An add-drop multiplexer (ADM) is an important element of an optical fiber network. A multiplexer combines, or multiplexes, several lower-bandwidth streams of data into a single beam of light. An add-drop multiplexer also has the capability to add one or more lower-bandwidth signals to an existing high-bandwidth data stream, and at the same time can extract or drop other low-bandwidth signals, removing them from the stream and redirecting them to some other network path. This is used as a local "on-ramp" and "off-ramp" to the high-speed network.

ADMs can be used both in long-haul core networks and in shorter-distance metro networks, although the former are much more expensive due to the difficulty of scaling the technology to the high data rates and dense wavelength division multiplexing (DWDM) used for long-haul communications. The main optical filtering technology used in add-drop multiplexers is the Fabry–Pérot etalon.
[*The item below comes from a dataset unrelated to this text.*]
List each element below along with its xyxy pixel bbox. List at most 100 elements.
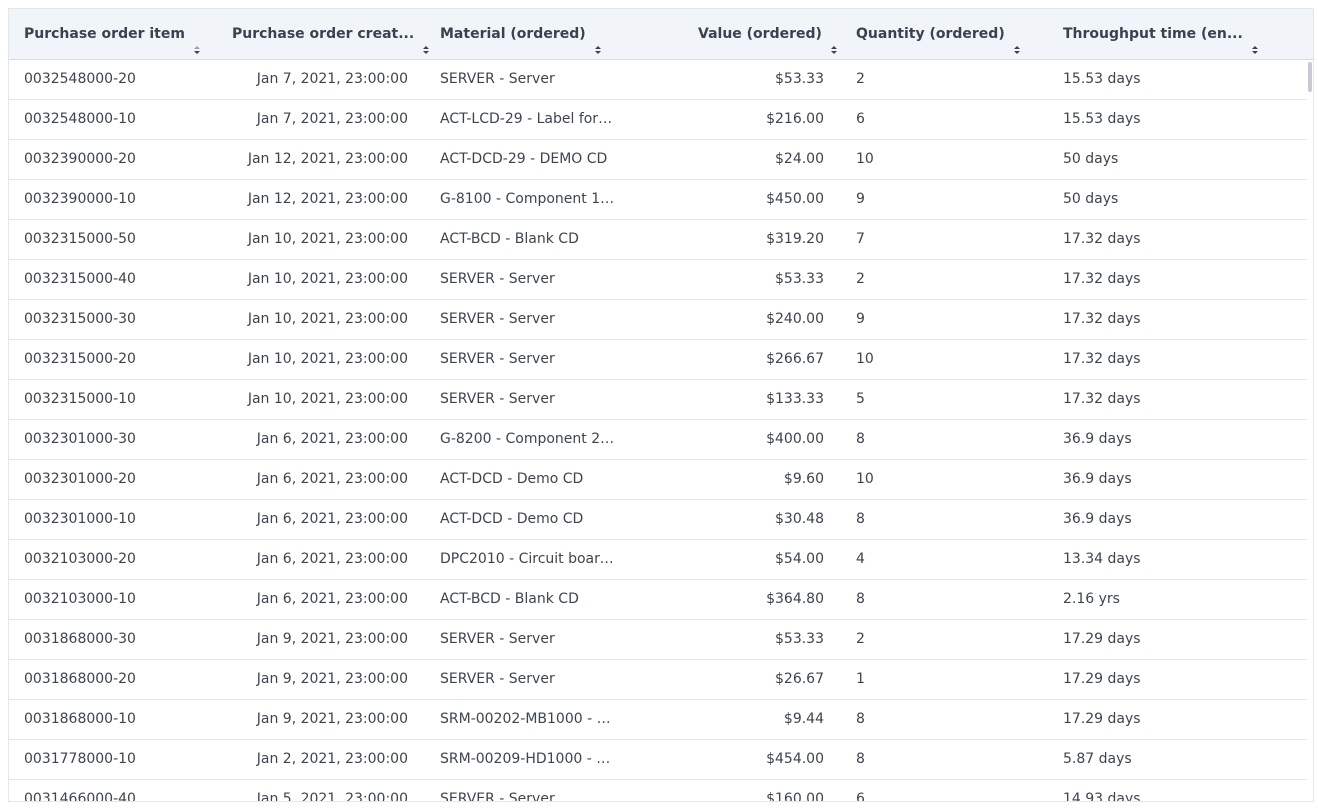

Newer "multi-service SONET/SDH" (also known as a multi-service provisioning platform or MSPP) equipment has all the capabilities of legacy ADMs, but can also include cross-connect functionality to manage multiple fiber rings in a single chassis. These devices can replace multiple legacy ADMs and also allow connections directly from Ethernet LANs to a service provider's optical backbone. At the end of 2003, sales of multiservice ADMs exceeded those of legacy ADMs for the first time, as the change to next-generation SONET/SDH networks accelerated.

An emerging variety of ADMs that is becoming popular as the carriers continue to invest in metro optical networks are reconfigurable optical add-drop multiplexers (ROADMs).